К такому повороту Сулла был не готов. Он и Квинт Помпей Руф в окружении других старших сенаторов наблюдали за Сульпицием с сенатской лестницы – и вдруг весь Нижний форум превратился в поле битвы. Сулла видел молодого Квинта Помпея Руфа, который крушил мечом все и вся, услышал страдальческий, надрывный крик его отца, стоявшего рядом, и тут же схватил его за руку с такой силой, что тот не смог двинуться с места.
– На надо, Квинт Помпей. Что ты можешь сделать? – резко сказал Сулла. – Ты даже не проберешься к нему.
К несчастью, толпа была так велика, что распространилась далеко за пределы колодца комиция. Не разбираясь в вопросах командования, молодой Помпей Руф разбросал своих людей кое-как, вместо того чтобы держать их клином и протаранить людскую массу. Если бы он это сделал, то, рассекая толпу, смог бы пройти сквозь самую ее гущу. Но в результате его неграмотных действий охранники Сульпиция легко сомкнули ряды.
Храбро сражаясь, сам Помпей Руф-младший успешно проложил себе путь по краю комиция и достиг ростры. Он взбирался на платформу ростры – добраться до Сульпиция! – и даже не заметил дюжего молодца средних лет, очевидно бывшего гладиатора, пока меч последнего не сверкнул над его головой. Молодой Помпей Руф рухнул с ростры прямо в руки охранников Сульпиция и был забит насмерть.
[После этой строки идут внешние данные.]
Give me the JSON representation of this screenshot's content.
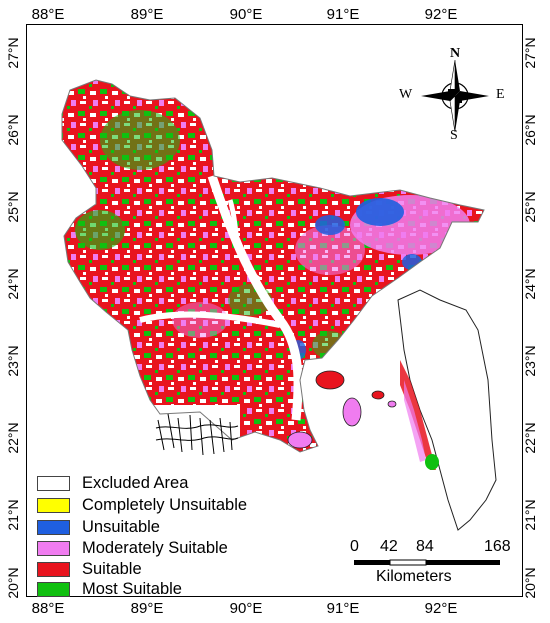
{
  "map": {
    "lon_ticks_top": [
      "88°E",
      "89°E",
      "90°E",
      "91°E",
      "92°E"
    ],
    "lon_ticks_bottom": [
      "88°E",
      "89°E",
      "90°E",
      "91°E",
      "92°E"
    ],
    "lat_ticks_left": [
      "27°N",
      "26°N",
      "25°N",
      "24°N",
      "23°N",
      "22°N",
      "21°N",
      "20°N"
    ],
    "lat_ticks_right": [
      "27°N",
      "26°N",
      "25°N",
      "24°N",
      "23°N",
      "22°N",
      "21°N",
      "20°N"
    ]
  },
  "compass": {
    "n": "N",
    "s": "S",
    "e": "E",
    "w": "W"
  },
  "legend": [
    {
      "label": "Excluded Area",
      "color": "#ffffff"
    },
    {
      "label": "Completely Unsuitable",
      "color": "#ffff00"
    },
    {
      "label": "Unsuitable",
      "color": "#1f5fe0"
    },
    {
      "label": "Moderately Suitable",
      "color": "#f07cf0"
    },
    {
      "label": "Suitable",
      "color": "#e8141e"
    },
    {
      "label": "Most Suitable",
      "color": "#10c010"
    }
  ],
  "scale_bar": {
    "labels": [
      "0",
      "42",
      "84",
      "168"
    ],
    "unit": "Kilometers"
  }
}
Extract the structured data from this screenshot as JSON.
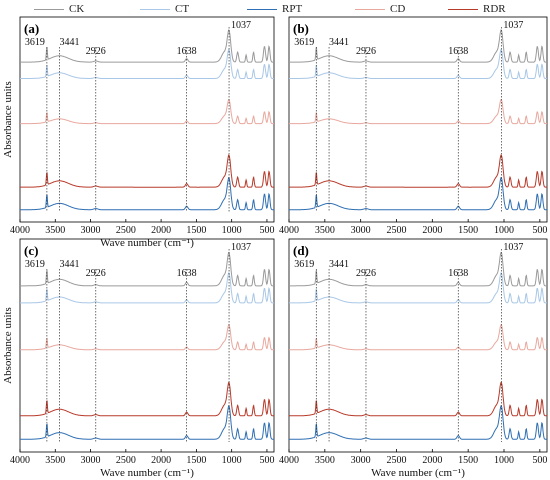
{
  "legend": [
    {
      "label": "CK",
      "color": "#9a9a9a"
    },
    {
      "label": "CT",
      "color": "#a9c7e6"
    },
    {
      "label": "RPT",
      "color": "#2f6fb3"
    },
    {
      "label": "CD",
      "color": "#e8a89e"
    },
    {
      "label": "RDR",
      "color": "#b83a2a"
    }
  ],
  "chart_data": [
    {
      "type": "line",
      "panel_label": "(a)",
      "xlabel": "Wave number (cm⁻¹)",
      "ylabel": "Absorbance units",
      "xlim": [
        4000,
        400
      ],
      "xticks": [
        4000,
        3500,
        3000,
        2500,
        2000,
        1500,
        1000,
        500
      ],
      "annotations": [
        3619,
        3441,
        2926,
        1638,
        1037
      ],
      "series_order": [
        "CK",
        "CT",
        "CD",
        "RDR",
        "RPT"
      ]
    },
    {
      "type": "line",
      "panel_label": "(b)",
      "xlabel": "",
      "ylabel": "",
      "xlim": [
        4000,
        400
      ],
      "xticks": [
        4000,
        3500,
        3000,
        2500,
        2000,
        1500,
        1000,
        500
      ],
      "annotations": [
        3619,
        3441,
        2926,
        1638,
        1037
      ],
      "series_order": [
        "CK",
        "CT",
        "CD",
        "RDR",
        "RPT"
      ]
    },
    {
      "type": "line",
      "panel_label": "(c)",
      "xlabel": "Wave number (cm⁻¹)",
      "ylabel": "Absorbance units",
      "xlim": [
        4000,
        400
      ],
      "xticks": [
        4000,
        3500,
        3000,
        2500,
        2000,
        1500,
        1000,
        500
      ],
      "annotations": [
        3619,
        3441,
        2926,
        1638,
        1037
      ],
      "series_order": [
        "CK",
        "CT",
        "CD",
        "RDR",
        "RPT"
      ]
    },
    {
      "type": "line",
      "panel_label": "(d)",
      "xlabel": "Wave number (cm⁻¹)",
      "ylabel": "",
      "xlim": [
        4000,
        400
      ],
      "xticks": [
        4000,
        3500,
        3000,
        2500,
        2000,
        1500,
        1000,
        500
      ],
      "annotations": [
        3619,
        3441,
        2926,
        1638,
        1037
      ],
      "series_order": [
        "CK",
        "CT",
        "CD",
        "RDR",
        "RPT"
      ]
    }
  ]
}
Сулла слышал, как закричал отец. Скорее, почувствовал, чем увидел, как несколько сенаторов оттаскивают его в сторону, и понял, что теперь, одержав победу в сражении с молодой элитой, охрана Сульпиция повернется к сенатским ступеням. Словно угорь, он проскользнул в толпе охваченных паникой сенаторов, прокладывая себе путь к торцу подиума Гостилиевой курии, и в конце концов смешался с обезумевшей толпой внизу. Его тога с широкой пурпурной каймой была отброшена. Ловким движением руки он сорвал хламиду с какого-то грека, затертого в драке. Он набросил ее на голову, скрыв под ней приметные волосы, чтобы выбраться из этого хаоса под видом греческого вольноотпущенника. Он нырнул под колоннаду Порциевой базилики, где несчастные торговцы в отчаянии пытались убрать свои лотки, и проложил себе дорогу к спуску Банкиров. Толпа редела. Здесь бои не шли. Сулла поднялся вверх по склону и прошел через Фонтинальские ворота.
Он знал, куда направлялся. Встретиться с главным зачинщиком этого безобразия. Он шел на встречу с Гаем Марием. Человеком, который хотел командовать войсками и стать консулом в седьмой раз.
Он отбросил свою хламиду, оставшись в одной тунике, и постучал в дверь Мария.
– Я хочу видеть Гая Мария, – сказал он рабу-привратнику таким тоном, словно явился в парадном облачении и блеске своих регалий.
Не желая отказывать человеку, которого он так хорошо знал, привратник оставил дверь открытой и впустил Суллу в дом.
Но к нему вышла Юлия, не Гай Марий.
– О, Луций Корнелий, это ужасно! – произнесла она и повернулась к рабу-слуге. – Подай вина.
– Я хочу видеть Гая Мария, – сквозь зубы сказал Сулла.
– Это невозможно, Луций Корнелий. Он спит.
– Тогда разбуди его, Юлия. Если ты этого не сделаешь, клянусь, я сам разбужу его!
Она снова повернулась к слуге:
– Пожалуйста, попроси Строфанта разбудить Гая Мария и скажи ему, что Луций Корнелий Сулла хочет видеть его по срочному делу.
– Он что, совсем выжил из ума? – спросил Сулла, протягивая руку к кувшину с водой. Жажда его была слишком сильной, чтобы пить вино.
– Не понимаю, что ты имеешь в виду! – воскликнула Юлия, словно защищаясь.